Lorne's expression briefly shows something like relief, before resettling into careful neutrality. 'Yes, ma'am,' he says.

They exchange nods, and the major heads off to – Carter assumes – eat something, just as she plans to do. When she turns to locate the two men for whom she now has to think up something else to do, Carter finds the pair standing about a metre away, evidently waiting for her to finish her conversation with Lorne. Captain Dalton, at least, has manners enough to pretend that he hadn't been eavesdropping, and is watching the people flowing slowly by.
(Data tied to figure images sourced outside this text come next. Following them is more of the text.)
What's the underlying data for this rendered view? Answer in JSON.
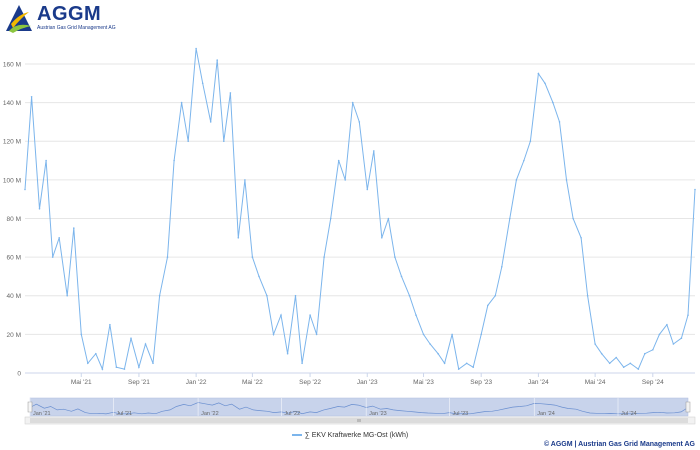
{
  "logo": {
    "name": "AGGM",
    "subtitle": "Austrian Gas Grid Management AG",
    "colors": {
      "navy": "#1a3a8a",
      "gold": "#f2b800",
      "green": "#8cc63f"
    }
  },
  "credits": "© AGGM | Austrian Gas Grid Management AG",
  "chart_data": {
    "type": "line",
    "title": "",
    "xlabel": "",
    "ylabel": "",
    "x_start": "2021-01-01",
    "x_end": "2024-11-30",
    "ylim": [
      0,
      175000000
    ],
    "yticks": [
      0,
      20000000,
      40000000,
      60000000,
      80000000,
      100000000,
      120000000,
      140000000,
      160000000
    ],
    "ytick_labels": [
      "0",
      "20 M",
      "40 M",
      "60 M",
      "80 M",
      "100 M",
      "120 M",
      "140 M",
      "160 M"
    ],
    "xticks": [
      "2021-05-01",
      "2021-09-01",
      "2022-01-01",
      "2022-05-01",
      "2022-09-01",
      "2023-01-01",
      "2023-05-01",
      "2023-09-01",
      "2024-01-01",
      "2024-05-01",
      "2024-09-01"
    ],
    "xtick_labels": [
      "Mai '21",
      "Sep '21",
      "Jan '22",
      "Mai '22",
      "Sep '22",
      "Jan '23",
      "Mai '23",
      "Sep '23",
      "Jan '24",
      "Mai '24",
      "Sep '24"
    ],
    "grid": true,
    "legend_position": "bottom-center",
    "color": "#7cb5ec",
    "series": [
      {
        "name": "∑ EKV Kraftwerke MG-Ost (kWh)",
        "x": [
          "2021-01-01",
          "2021-01-15",
          "2021-02-01",
          "2021-02-15",
          "2021-03-01",
          "2021-03-15",
          "2021-04-01",
          "2021-04-15",
          "2021-05-01",
          "2021-05-15",
          "2021-06-01",
          "2021-06-15",
          "2021-07-01",
          "2021-07-15",
          "2021-08-01",
          "2021-08-15",
          "2021-09-01",
          "2021-09-15",
          "2021-10-01",
          "2021-10-15",
          "2021-11-01",
          "2021-11-15",
          "2021-12-01",
          "2021-12-15",
          "2022-01-01",
          "2022-01-15",
          "2022-02-01",
          "2022-02-15",
          "2022-03-01",
          "2022-03-15",
          "2022-04-01",
          "2022-04-15",
          "2022-05-01",
          "2022-05-15",
          "2022-06-01",
          "2022-06-15",
          "2022-07-01",
          "2022-07-15",
          "2022-08-01",
          "2022-08-15",
          "2022-09-01",
          "2022-09-15",
          "2022-10-01",
          "2022-10-15",
          "2022-11-01",
          "2022-11-15",
          "2022-12-01",
          "2022-12-15",
          "2023-01-01",
          "2023-01-15",
          "2023-02-01",
          "2023-02-15",
          "2023-03-01",
          "2023-03-15",
          "2023-04-01",
          "2023-04-15",
          "2023-05-01",
          "2023-05-15",
          "2023-06-01",
          "2023-06-15",
          "2023-07-01",
          "2023-07-15",
          "2023-08-01",
          "2023-08-15",
          "2023-09-01",
          "2023-09-15",
          "2023-10-01",
          "2023-10-15",
          "2023-11-01",
          "2023-11-15",
          "2023-12-01",
          "2023-12-15",
          "2024-01-01",
          "2024-01-15",
          "2024-02-01",
          "2024-02-15",
          "2024-03-01",
          "2024-03-15",
          "2024-04-01",
          "2024-04-15",
          "2024-05-01",
          "2024-05-15",
          "2024-06-01",
          "2024-06-15",
          "2024-07-01",
          "2024-07-15",
          "2024-08-01",
          "2024-08-15",
          "2024-09-01",
          "2024-09-15",
          "2024-10-01",
          "2024-10-15",
          "2024-11-01",
          "2024-11-15",
          "2024-11-30"
        ],
        "values": [
          95000000,
          143000000,
          85000000,
          110000000,
          60000000,
          70000000,
          40000000,
          75000000,
          20000000,
          5000000,
          10000000,
          2000000,
          25000000,
          3000000,
          2000000,
          18000000,
          3000000,
          15000000,
          5000000,
          40000000,
          60000000,
          110000000,
          140000000,
          120000000,
          168000000,
          150000000,
          130000000,
          162000000,
          120000000,
          145000000,
          70000000,
          100000000,
          60000000,
          50000000,
          40000000,
          20000000,
          30000000,
          10000000,
          40000000,
          5000000,
          30000000,
          20000000,
          60000000,
          80000000,
          110000000,
          100000000,
          140000000,
          130000000,
          95000000,
          115000000,
          70000000,
          80000000,
          60000000,
          50000000,
          40000000,
          30000000,
          20000000,
          15000000,
          10000000,
          5000000,
          20000000,
          2000000,
          5000000,
          3000000,
          20000000,
          35000000,
          40000000,
          55000000,
          80000000,
          100000000,
          110000000,
          120000000,
          155000000,
          150000000,
          140000000,
          130000000,
          100000000,
          80000000,
          70000000,
          40000000,
          15000000,
          10000000,
          5000000,
          8000000,
          3000000,
          5000000,
          2000000,
          10000000,
          12000000,
          20000000,
          25000000,
          15000000,
          18000000,
          30000000,
          95000000
        ]
      }
    ]
  },
  "navigator": {
    "labels": [
      "Jan '21",
      "Jul '21",
      "Jan '22",
      "Jul '22",
      "Jan '23",
      "Jul '23",
      "Jan '24",
      "Jul '24"
    ]
  }
}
Jay has no such qualms about being rude. His expression is one of deep thought, and Carter wonders (with a touch of something like pride) if she has surprised the young man (who isn't a young man at all, except that he sort of is; and she isn't sure if she should treat him like a young man who deserves a life of his own, or as the older man he probably feels himself to be, except that he might not and she simply doesn't know and doesn't really want to ask; in situations like this, Carter would usually ask Daniel, and maybe that habit shouldn't be broken yet). She suspects that Jay is attempting to decide whether completing the introductory course would have ended up a source of greater irritation to himself than he could have, in the process, given to anyone within range.

All he says, though, is 'Playing favourites, Carter? Isn't that an abuse of your position?'

It isn't a complaint (although it does, in its perfect reflection of her own thoughts, provide a worrying thought as to just how much General O'Neill influenced her without either of them ever realising), so Jay must have concluded that he would have gained more annoyance than he could have passed on.

'Not at all,' Carter says, nodding to Dalton as they fall into step, walking back towards the main sectors of the city. 'I'm using the additional knowledge my position gives me to save everyone the stress of putting you both through rehashed basic training.' She smiles. 'Not everyone would have survived.'

Jay snorts, startled into brief amusement, and shoves his hands in his pockets. Dalton gives a faint smile himself (still, it seems, unsure as to how protocol applies in this situation; Carter isn't sure herself, because O'Neill complicates everything, so she won't be enlightening him).

'On my part,' the captain says, 'I'd like to thank you for your commendable judgement, ma'am.'

'Thank you, Captain,' Carter replies.